On Sept. 15, Lehman Bros., having failed to convince the government it was worthy of a bailout, filed for bankruptcy. The same day, McCain proclaimed: "I think, still, the fundamentals of our economy are strong." A twin killer. Lehman's failure triggered a ferocious and unpredictable series of events—the freezing of money-market funds, a global credit seizure—that made it clear that 1) the fundamentals of our economy were anything but strong and 2) volatility was here to stay. McCain's ill-timed line, a longtime presidential staple, showed he had no intuitive feel for how to talk about the economy at large or about the crisis at hand.

On Sept. 24, as talks about a Washington bailout intensified, McCain announced he would suspend his campaign and fly to Washington. The theory: McCain would put country first, force Obama off the campaign trail, forge a bipartisan compromise, and alter the dynamics of the race. But McCain didn't have a game plan to triangulate effectively between the Republican gentry (the Bush administration, Wall Street, corporate America), who ardently demanded a bailout, and the pitchfork-toting peasants (House Republicans), who opposed it. He ended up leaving town and resuming campaigning without an agreement in place.
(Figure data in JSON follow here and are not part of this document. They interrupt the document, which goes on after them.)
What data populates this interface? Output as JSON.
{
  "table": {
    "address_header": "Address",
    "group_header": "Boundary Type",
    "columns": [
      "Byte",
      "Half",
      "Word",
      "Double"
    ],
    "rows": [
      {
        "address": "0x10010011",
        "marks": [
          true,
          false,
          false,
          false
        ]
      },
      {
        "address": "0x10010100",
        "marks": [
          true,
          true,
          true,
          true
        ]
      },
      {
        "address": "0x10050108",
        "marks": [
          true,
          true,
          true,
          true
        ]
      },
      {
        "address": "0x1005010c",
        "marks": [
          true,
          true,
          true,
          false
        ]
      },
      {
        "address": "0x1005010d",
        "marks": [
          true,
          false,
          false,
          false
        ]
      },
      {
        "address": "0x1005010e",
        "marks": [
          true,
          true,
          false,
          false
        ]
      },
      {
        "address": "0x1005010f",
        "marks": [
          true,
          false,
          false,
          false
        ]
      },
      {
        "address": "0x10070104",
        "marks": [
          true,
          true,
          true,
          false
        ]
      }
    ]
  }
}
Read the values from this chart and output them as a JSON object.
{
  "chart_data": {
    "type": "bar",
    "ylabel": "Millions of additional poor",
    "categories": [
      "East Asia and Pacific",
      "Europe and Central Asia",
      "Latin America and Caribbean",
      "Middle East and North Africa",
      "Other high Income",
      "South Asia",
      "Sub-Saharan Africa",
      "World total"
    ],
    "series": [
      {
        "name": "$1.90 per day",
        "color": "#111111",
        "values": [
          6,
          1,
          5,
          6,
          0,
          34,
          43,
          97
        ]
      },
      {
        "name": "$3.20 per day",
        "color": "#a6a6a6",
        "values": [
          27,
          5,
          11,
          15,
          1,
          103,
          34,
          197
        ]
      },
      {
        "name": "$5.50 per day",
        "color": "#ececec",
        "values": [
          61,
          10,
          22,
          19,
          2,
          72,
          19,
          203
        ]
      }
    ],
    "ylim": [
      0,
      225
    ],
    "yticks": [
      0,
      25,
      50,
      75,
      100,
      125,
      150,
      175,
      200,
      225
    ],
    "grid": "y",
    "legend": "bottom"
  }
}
While McCain seemed detached, Obama caucused with financial graybeards and kept his campaign plane on the tarmac to get updates from his new speed-dialing buddy, Treasury Secretary Henry Paulson. Self-serving? You betcha. But doggone successful. And the passage of the bailout bill, which McCain grudgingly supported, neutered the increasingly ideological economic warfare McCain waged in the closing weeks. At a time when the Bush administration was nationalizing big portions of the (grateful) financial services sector, charges that Obama was a socialist, the redistributor-in-chief, the second coming of Eugene V. Debs, failed to gain traction.

The third fatal date? Oct. 15, when the third debate took place. Throughout the fall, Obama had rounded up financial icons such as former Federal Reserve Chairman Paul Volcker and Warren Buffett to serve as surrogates. They could reassure Wall Street and Main Street that Obama could steer the nation through treacherous financial waters. Rather than enlist a respected businessperson such as Mitt Romney or former eBay CEO Meg Whitman as his chief economic surrogate, McCain turned to an unlicensed plumber from Ohio. McCain mentioned "Joe the Plumber" seven times in the Oct. 15 debate. In the ensuing weeks, McCain routinely trotted out Samuel J. Wurzelbacher's economic folk wisdom as gospel.

Warren the Investor and Paul the Central Banker vs. Joe the Plumber was never going to be much of a fair fight. Given the macroeconomic backdrop of recent years and the microeconomic disasters of recent weeks, neither was the presidential campaign, which is why Obama has won the White House.